= Kiyoyuki Terada =

Japanese aikidoka

Kiyoyuki Terada (寺田精之, Terada Kiyoyuki, March 20, 1922 – July 13, 2009) was a Japanese aikido teacher. He was ranked 10th dan in Yoshinkan Aikido and served as the most senior instructor in Yoshinkan Aikido until his death.

==Early life==
Terada was born in Nagasaki, Kyūshū, Japan. His martial arts life began in April 1934 at Kaisei Junior High School where he took up his first martial art of Kendo. At age 15, he received an award for the best Judo player of the year after winning a Judo championship that same year. Upon his entry into Takushoku University at age 18, he began his karate training. It was there that in 1941 he met Gozo Shioda, the future head of the Yoshinkan Aikido dojo. During the period between 1940 and 1943, Terada learned Sumo from Akutsugawa Sensei, Judo from Sone Sensei, and Kashimaryu Jujitsu from Osugi Sensei.

== War Years ==

At age 21 in 1943, Terada joined the Imperial Japanese Army due to the ongoing war. In March 1944 he was ordered to the Japanese Airforce Academy and became an aircraft mechanic. From 1944 to 1945 he worked in aircraft maintenance at Kumamoto Airfield. It was here where he learned that the war had ended and two days later on August 17, he returned home to Nagasaki.

== Post-war to present ==

Terada moved to Tokyo in 1948 and worked for the Miyakoshi Company. In 1950 he went to work for the military police in Yokohama. This same year he joined the Aikikai Honbu dojo. His primary teacher was Kisshomaru Ueshiba and he also took lessons from aikido founder, Morihei Ueshiba.

In 1952, Terada conducted an aikido training seminar for the NKK Company and at 85 different police stations with Gozo Shioda Sensei. In 1955 he conducted aikido training for the Police Department in Yokohama and at the US Army base, Camp Drake in Saitama.

== Yoshinkan Aikido ==

In 1955, Terada Sensei was with Gozo Shioda Sensei, when Kancho sensei founded the Yoshinkan Aikido.
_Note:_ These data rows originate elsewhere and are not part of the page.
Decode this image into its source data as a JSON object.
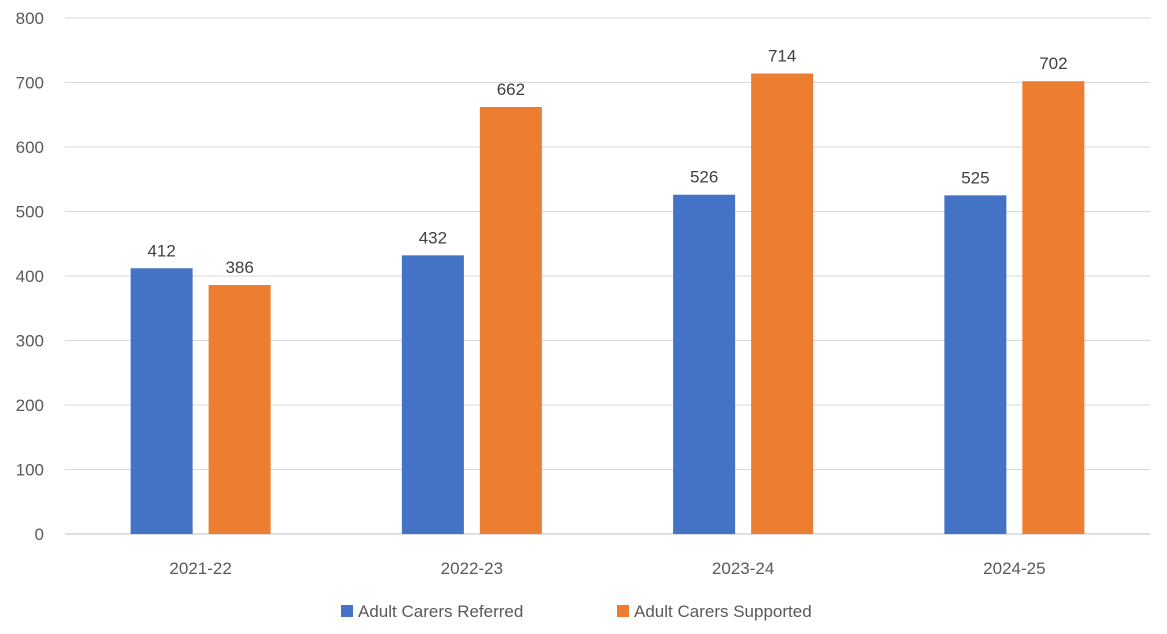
{
  "chart_data": {
    "type": "bar",
    "title": "",
    "xlabel": "",
    "ylabel": "",
    "categories": [
      "2021-22",
      "2022-23",
      "2023-24",
      "2024-25"
    ],
    "series": [
      {
        "name": "Adult Carers Referred",
        "color": "#4472C4",
        "values": [
          412,
          432,
          526,
          525
        ]
      },
      {
        "name": "Adult Carers Supported",
        "color": "#ED7D31",
        "values": [
          386,
          662,
          714,
          702
        ]
      }
    ],
    "ylim": [
      0,
      800
    ],
    "yticks": [
      0,
      100,
      200,
      300,
      400,
      500,
      600,
      700,
      800
    ],
    "grid": true,
    "data_labels": true,
    "legend_position": "bottom"
  }
}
In 1957, the Yoshinkan was visited by US Senator Robert F. Kennedy and Prime Minister Nakasone. Terada served as chief instructor of the Yoshinkan honbu until 1961 when he left Tokyo to teach aikido at the US Naval Base in Yokosuka. It was here that his most senior student, Amos Lee Parker began his aikido life.

From 1967 to 2009, Terada made trips around the world to teach aikido. Such destinations include Australia, Russia, England, Canada and the United States.

Terada received his 9th degree black belt from Gozo Shioda Kancho in 1990. At this time he also received the title of Saikō Shihan (Chief or Head Shihan). He served as the president of the National Yoshinkan Renmei and the president of Aikido Yoshinkan Seiseikai. Terada held the title of Yoshinkan Aikido Saikō Komon. (Yoshinkan Aikido Supreme Advisor). It was announced in January 2008 that Terada had been awarded 10th dan by the Yoshinkan Foundation making him the first to receive such an honor by the Yoshinkan.

On Monday, July 13, 2009, Terada died at the age of 87.